Super Crazy Love

Super Crazy Love 
Taming of the Shrew 

In the movie, Superbad, we follow high school students, Evan and Seth, while they do their absolute best to win over the girls they are interested in, Becca and Jules. While this movie is not an exact replication of the play, Taming of the Shrew, it shares some very distinct similarities. They both use comedy to make a mock out of love. Although, there very certain features in both the film and the play that help someone understand Love in a different way. Love is very complex and different, most people feel it in different forms. However, it makes most people relentless to share it with someone. 


Evan and Seth were at lunch talking about Jule’s party and how they need to get the alcohol for the party. Seth mentions how he is doing this so he can get with Jules at the party. Seth comes right out and says that he will do anything and everything just to get with Jules which in some ways is love. He wants to get close to her by any means necessary. In Taming of the Shrew, Lucientio tried to get close to Bianca by posing as her teacher. He did go farther than he had to in order to win her heart, but he it was never shown that he would have done anything to win her over. While Seth clearly made a choice to do anything it takes to win her over. Later in the movie, he was taken to another party. He decided to steal the alcohol in the basement. In order to do that he had to drain the smaller bottles into two larger bleach containers. This was an extremely bold move to win over Jules. Bleach is a highly dangerous chemical and if consumed can kill someone. However, Seth made that choice, and carried those bottles throughout the rest of the movie until he got them to Jule’s house. Both Lucentio and Seth are willing to push the boundaries in order to achieve their goal in regards to love. 

Although Seth relates to Lucentio, he also shares some similarities with Petruchio. The quote below is a sample of something Petruchio said. 
“Petruchio:... I will not sleep, Hortensio, till I see her" (Act 1, Sc. 2, line 106)

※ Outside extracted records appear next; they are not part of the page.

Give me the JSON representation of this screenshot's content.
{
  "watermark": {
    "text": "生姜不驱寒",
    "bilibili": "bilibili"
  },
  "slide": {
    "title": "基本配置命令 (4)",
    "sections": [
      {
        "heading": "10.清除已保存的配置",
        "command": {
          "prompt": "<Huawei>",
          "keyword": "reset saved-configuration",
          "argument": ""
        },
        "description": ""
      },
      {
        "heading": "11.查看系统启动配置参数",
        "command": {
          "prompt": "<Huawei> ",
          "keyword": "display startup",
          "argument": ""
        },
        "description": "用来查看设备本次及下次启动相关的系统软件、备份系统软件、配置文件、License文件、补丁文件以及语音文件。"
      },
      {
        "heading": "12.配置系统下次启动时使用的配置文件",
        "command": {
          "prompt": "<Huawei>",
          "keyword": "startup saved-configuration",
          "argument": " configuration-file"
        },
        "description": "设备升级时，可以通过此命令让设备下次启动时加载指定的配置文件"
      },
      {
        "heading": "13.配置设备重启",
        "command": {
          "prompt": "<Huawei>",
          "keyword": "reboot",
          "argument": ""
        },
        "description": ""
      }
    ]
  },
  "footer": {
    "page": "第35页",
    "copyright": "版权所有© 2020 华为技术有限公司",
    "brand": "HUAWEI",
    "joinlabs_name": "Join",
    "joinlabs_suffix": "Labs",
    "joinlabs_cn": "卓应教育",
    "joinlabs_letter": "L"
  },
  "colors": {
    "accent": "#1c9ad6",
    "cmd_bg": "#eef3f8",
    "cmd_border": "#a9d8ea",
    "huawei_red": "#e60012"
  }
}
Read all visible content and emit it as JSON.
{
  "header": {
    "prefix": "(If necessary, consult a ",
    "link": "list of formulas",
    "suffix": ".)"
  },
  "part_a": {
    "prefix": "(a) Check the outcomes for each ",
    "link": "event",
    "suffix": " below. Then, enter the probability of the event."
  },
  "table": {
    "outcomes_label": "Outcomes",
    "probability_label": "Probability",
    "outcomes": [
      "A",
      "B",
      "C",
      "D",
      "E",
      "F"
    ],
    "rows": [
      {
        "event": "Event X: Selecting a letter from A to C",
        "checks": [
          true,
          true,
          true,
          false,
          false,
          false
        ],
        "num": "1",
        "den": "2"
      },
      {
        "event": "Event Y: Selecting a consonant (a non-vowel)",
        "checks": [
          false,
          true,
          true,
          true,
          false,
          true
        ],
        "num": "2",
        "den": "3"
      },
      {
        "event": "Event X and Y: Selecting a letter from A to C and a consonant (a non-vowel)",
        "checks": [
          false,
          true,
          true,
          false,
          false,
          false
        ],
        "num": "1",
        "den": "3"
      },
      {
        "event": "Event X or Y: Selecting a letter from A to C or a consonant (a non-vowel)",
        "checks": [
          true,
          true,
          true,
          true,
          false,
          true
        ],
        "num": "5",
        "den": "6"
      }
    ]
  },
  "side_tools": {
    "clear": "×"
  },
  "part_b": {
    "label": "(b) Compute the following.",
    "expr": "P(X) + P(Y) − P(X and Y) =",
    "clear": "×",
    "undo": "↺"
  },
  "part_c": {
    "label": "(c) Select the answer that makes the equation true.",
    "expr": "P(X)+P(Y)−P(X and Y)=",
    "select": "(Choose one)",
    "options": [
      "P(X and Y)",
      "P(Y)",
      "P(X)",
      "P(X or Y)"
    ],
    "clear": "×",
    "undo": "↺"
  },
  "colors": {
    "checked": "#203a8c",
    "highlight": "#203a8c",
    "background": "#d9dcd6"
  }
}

In this quote, Petruchio is speaking to Hortensio about Katherine. Everyone is making a big fuss over how beautiful Bianca is, but no one is paying any attention to Katherine. Hortensio tells Petruchio that she was not a good woman to be with, and Petruchio should pursue someone else. Despite what Hortensio said, Petruchio wasn’t going to listen to him. This was an interaction between Petruchio and Hortensio related back to the dynamic of Seth and Evan when it came to women, Jules to be specific. Seth wanted to be with Jules and would constantly talk about it, but Evan wanted Seth to give it up. Evan doubted Seth when it came to Jules. It may not be the exact same, but Evan compared a lot to Hortensio in these moments. Evan didn’t want Seth to have to deal with one of the most popular girls in school rejecting him. Hortensio didn’t want Petruchio to rationally marry a woman that he might not be happy with. They were both looking out for their friend. Seth and Hortensio both were acting extreme rash in throughout the book and the movie. They were doing dumb and crazy things just to achieve their ultimate goal. Getting the girl. Can that be love? Doing rash things just to be with some girl that they barely know. Petruchio has never even met Katherine at this point, and Hortensio is also warning him about her. One might think he would step down after hearing she is bad news, but he does it anyway. He does it because he is in love. Maybe not in love with Katherine, but in love with the thought of Katherine. The thought of sharing his life with someone that isn’t like everyone else. He loves the idea. So, he convinces himself that he loves her throughout the book.
Throughout the play and the movie, there is a constant theme of love, but specifically that it makes people do and think crazy things. This is expressed through many different characters. Lucentio goes to extreme lengths just to meet Bianca. Seth breaks the law just to impress a girl that barely notices him. Lastly, Petruchio convinces himself to love someone who is different from most women just so he can feel a connection. The movie and play both accurately represent love in some of it’s craziest forms.